Thursday, July 5, 2007

An utterly narcissistic entry




I just got a haircut tonight, and I have no plans, no one to see it but the doorman. So, before it gets all mussed by rain and frizzed by humidity (I have Jewish hair), I thought I'd document the "salon blowout" look, as SELF would term it.

On a more serious. intellectual note (for you mom and dad), this blogging thing, far from making my life feel more isolated and solo, is actually making life feel richer for me for a number of reasons. First, there is the simple pleasure of writing every day, which is something I have never been able to do--it has been years since I've done my own writing in a regular way. To me, diaries have always seemed too annoyingly self-conscious. I'm already thinking my thoughts, I KNOW what I'm thinking so why write it down? Whereas blogging is about talking to other people, whether one, ten or two hundred. I like writing for an audience; it makes it feel more like a job, except without the pressure for perfectionism. The medium of the blog has helped me give myself permission to be imperfect, which I know sounds kind of cheesy, but it's been incredibly freeing creatively. The other wonderful thing is that I've started documenting much more with photography and it's really fun--people seem to like my photos and it's not a way I ever expressed myself before. So it's nice to be flexing a new creative muscle. But mostly, it's because the blog makes me frame my life in a positive way (because I don't want to be whiney and morose and negative for an audience) and by framing it that way, it suddenly becomes that way. Classic cognitive therapy. I feel as though I'm looking at everything more closely because I know that I am going to document it, so I have to remember, plus figure out the more hopeful take on it. And then I FEEL more hopeful.

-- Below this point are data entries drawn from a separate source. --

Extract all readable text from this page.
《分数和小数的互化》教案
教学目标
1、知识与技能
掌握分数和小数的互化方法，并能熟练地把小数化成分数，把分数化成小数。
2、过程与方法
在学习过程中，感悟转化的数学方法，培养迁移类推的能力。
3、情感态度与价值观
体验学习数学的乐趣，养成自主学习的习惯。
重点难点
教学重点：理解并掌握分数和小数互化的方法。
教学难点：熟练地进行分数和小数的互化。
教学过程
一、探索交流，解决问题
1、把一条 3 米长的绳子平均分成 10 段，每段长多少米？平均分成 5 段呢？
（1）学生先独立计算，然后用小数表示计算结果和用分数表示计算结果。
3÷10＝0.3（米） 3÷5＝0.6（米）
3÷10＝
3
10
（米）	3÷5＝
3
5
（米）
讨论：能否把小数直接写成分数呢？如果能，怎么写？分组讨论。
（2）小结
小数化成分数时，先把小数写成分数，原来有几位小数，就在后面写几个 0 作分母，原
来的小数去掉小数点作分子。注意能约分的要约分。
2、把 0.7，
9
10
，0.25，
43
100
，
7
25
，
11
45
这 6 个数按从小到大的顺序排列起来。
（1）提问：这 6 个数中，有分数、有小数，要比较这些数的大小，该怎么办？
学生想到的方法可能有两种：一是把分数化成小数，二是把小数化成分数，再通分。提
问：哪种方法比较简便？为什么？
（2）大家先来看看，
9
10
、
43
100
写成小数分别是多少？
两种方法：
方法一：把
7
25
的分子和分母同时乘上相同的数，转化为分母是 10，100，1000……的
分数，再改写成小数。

Plus, it's so wonderful to have an almost daily account of my Rome trip, with photos and commentary. It allows me to hold on to the joy of my trip longer. And I feel as if it helps the people I'm close to, far and near, feel more connected to me, which makes me feel more connected to them. So, thanks for reading, whoever you are!

Ciao,
Paola

3 comments:

Spoon of life said...

Nice haircut and blow dry...looking very chic!!!

Molto italiana:)

Buona settimana...non lavorare troppo;)

M.

Paula said...

If I look molto italiana, I must be doing something right!!
Buona notte!
xoxo
Paula

k said...

love what you said about blogging- ditto me totally!
and love your hair. i'm a natural curl girl so i totally understand how a blowout is one of life's greatest pleasures.